Chekhov's Mistress

Infinitely Literary Internet

by Bud Parr

Borges | British Library Treasures Collection

[Just a quick post because of ISP problems that turned out to be solely due to user error – that’s me.]



A happy confluence of events, I was telling a friend last weekend about the community of lit blogs and how the internet is a great place for literature discussions because it’s hard to find people that will let you discuss it in person without displaying their boredom.



Later, I stumbled across an old Salon.com article (may require subscription or registration), called “Web Master Borges”, by Douglas Wolk, that put the labyrinths of the Argentinean master into the context of the World Wide Web:

I am not the first to point out that Borges’ great invention, the Library of Babel, that immense, honeycombed labyrinth containing every possible text—true, false and gibberish—is a fanciful metaphor for the Web. As we become more familiar with the Internet’s applications and idiosyncracies, the parallels planted in Borges’ work become more clear. What are the “infinite stories, infinitely branching” of his character Herbert Quain’s book “April March,” if not hypertext? What is the purpose of Ireneo Funes, the paralyzed young man unable to forget any aspect of anything he has ever seen, if he is not to represent search engines burdened with memories of long-inactive links? What is Tlön, the virtual world in “Tlön, Uqbar, Orbis Tertius” that gradually overtakes the real one, if not the cyberspace for which the physical world is rapidly becoming a quaintly antiquated sketch?

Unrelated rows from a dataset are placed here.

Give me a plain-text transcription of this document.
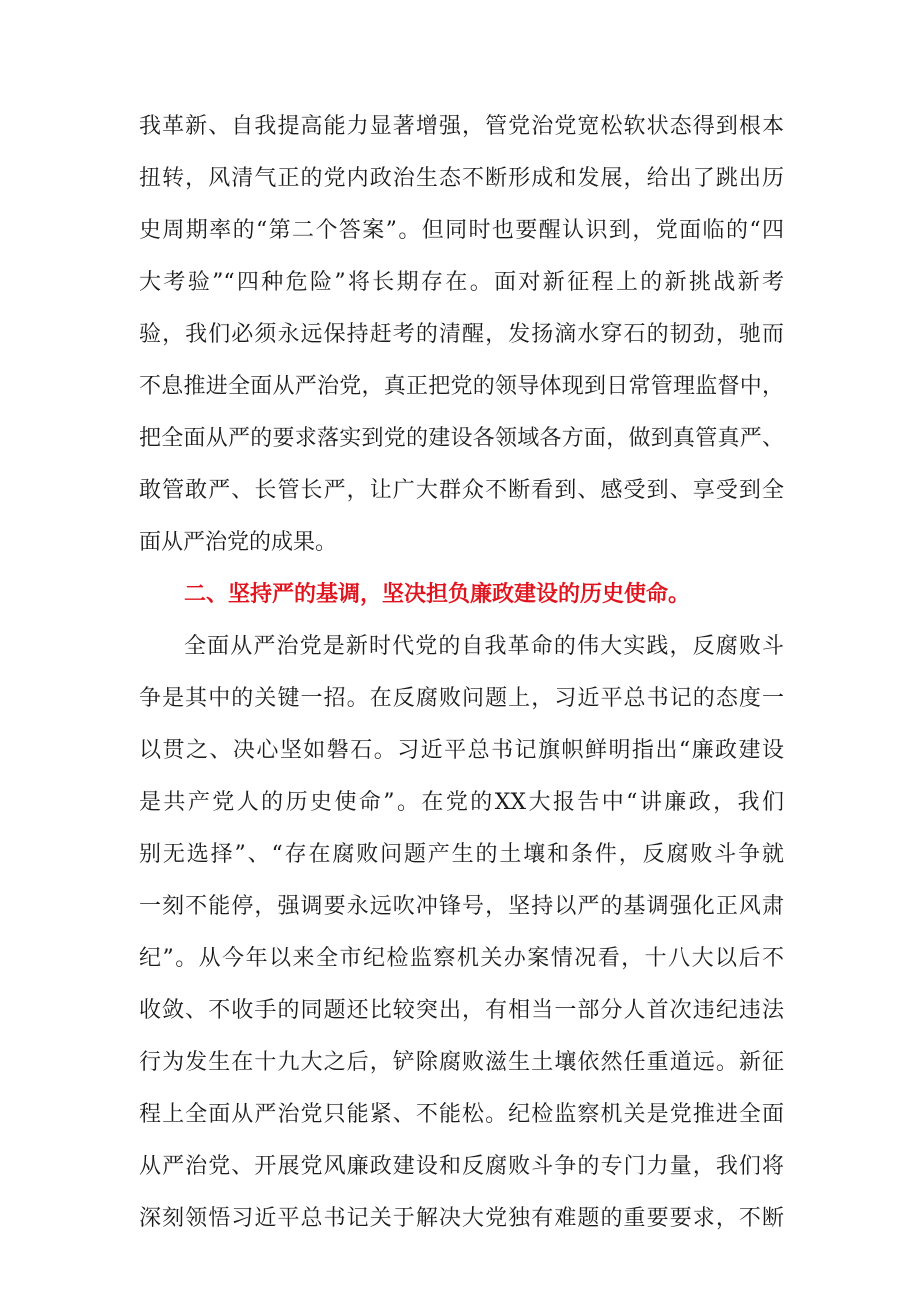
我革新、自我提高能力显著增强，管党治党宽松软状态得到根本
扭转，风清气正的党内政治生态不断形成和发展，给出了跳出历
史周期率的“第二个答案”。但同时也要醒认识到，党面临的“四
大考验”“四种危险”将长期存在。面对新征程上的新挑战新考
验，我们必须永远保持赶考的清醒，发扬滴水穿石的韧劲，驰而
不息推进全面从严治党，真正把党的领导体现到日常管理监督中，
把全面从严的要求落实到党的建设各领域各方面，做到真管真严、
敢管敢严、长管长严，让广大群众不断看到、感受到、享受到全
面从严治党的成果。
二、坚持严的基调，坚决担负廉政建设的历史使命。
全面从严治党是新时代党的自我革命的伟大实践，反腐败斗
争是其中的关键一招。在反腐败问题上，习近平总书记的态度一
以贯之、决心坚如磐石。习近平总书记旗帜鲜明指出“廉政建设
是共产党人的历史使命”。在党的XX大报告中“讲廉政，我们
别无选择”、“存在腐败问题产生的土壤和条件，反腐败斗争就
一刻不能停，强调要永远吹冲锋号，坚持以严的基调强化正风肃
纪”。从今年以来全市纪检监察机关办案情况看，十八大以后不
收敛、不收手的同题还比较突出，有相当一部分人首次违纪违法
行为发生在十九大之后，铲除腐败滋生土壤依然任重道远。新征
程上全面从严治党只能紧、不能松。纪检监察机关是党推进全面
从严治党、开展党风廉政建设和反腐败斗争的专门力量，我们将
深刻领悟习近平总书记关于解决大党独有难题的重要要求，不断
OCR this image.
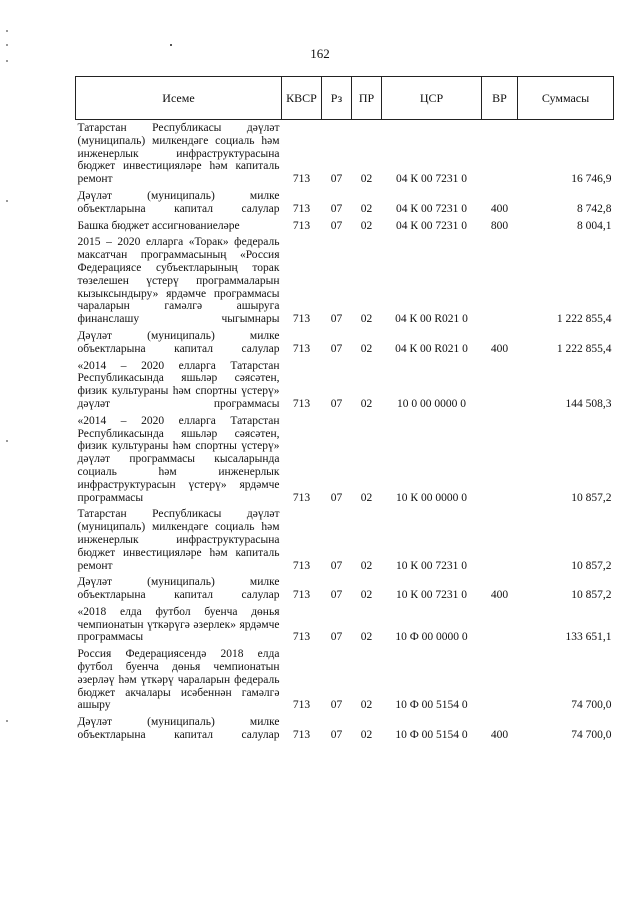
162
Исеме	КВСР	Рз	ПР	ЦСР	ВР	Суммасы
Татарстан Республикасы дәүләт (муниципаль) милкендәге социаль һәм инженерлык инфраструктурасына бюджет инвестицияләре һәм капиталь ремонт	713	07	02	04 К 00 7231 0		16 746,9
Дәүләт (муниципаль) милке объектларына капитал салулар	713	07	02	04 К 00 7231 0	400	8 742,8
Башка бюджет ассигнованиеләре	713	07	02	04 К 00 7231 0	800	8 004,1
2015 – 2020 елларга «Торак» федераль максатчан программасының «Россия Федерациясе субъектларының торак төзелешен үстерү программаларын кызыксындыру» ярдәмче программасы чараларын гамәлгә ашыруга финанслашу чыгымнары	713	07	02	04 К 00 R021 0		1 222 855,4
Дәүләт (муниципаль) милке объектларына капитал салулар	713	07	02	04 К 00 R021 0	400	1 222 855,4
«2014 – 2020 елларга Татарстан Республикасында яшьләр сәясәтен, физик культураны һәм спортны үстерү» дәүләт программасы	713	07	02	10 0 00 0000 0		144 508,3
«2014 – 2020 елларга Татарстан Республикасында яшьләр сәясәтен, физик культураны һәм спортны үстерү» дәүләт программасы кысаларында социаль һәм инженерлык инфраструктурасын үстерү» ярдәмче программасы	713	07	02	10 К 00 0000 0		10 857,2
Татарстан Республикасы дәүләт (муниципаль) милкендәге социаль һәм инженерлык инфраструктурасына бюджет инвестицияләре һәм капиталь ремонт	713	07	02	10 К 00 7231 0		10 857,2
Дәүләт (муниципаль) милке объектларына капитал салулар	713	07	02	10 К 00 7231 0	400	10 857,2
«2018 елда футбол буенча дөнья чемпионатын үткәрүгә әзерлек» ярдәмче программасы	713	07	02	10 Ф 00 0000 0		133 651,1
Россия Федерациясендә 2018 елда футбол буенча дөнья чемпионатын әзерләү һәм үткәрү чараларын федераль бюджет акчалары исәбеннән гамәлгә ашыру	713	07	02	10 Ф 00 5154 0		74 700,0
Дәүләт (муниципаль) милке объектларына капитал салулар	713	07	02	10 Ф 00 5154 0	400	74 700,0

Wolk admits as a postscript to the article that he is obsessed with the idea of Borges prefiguring the WWW, so I suppose that he would be gratified to know five years later that through some Borges fan would stumble across the article and if not obsess over, at least enjoy mulling the possibilities and decide to re-read the Library of Babel.



Related to all of that, Maud posts today about the British Library scanning old – and I mean old, like 15th century editions of Chaucer – manuscripts and making them available on the web along with helpful commentary.



An interesting marriage of an analog past that in many ways we bookish people hang on to and the digital present.


Read widely, think well, and write often.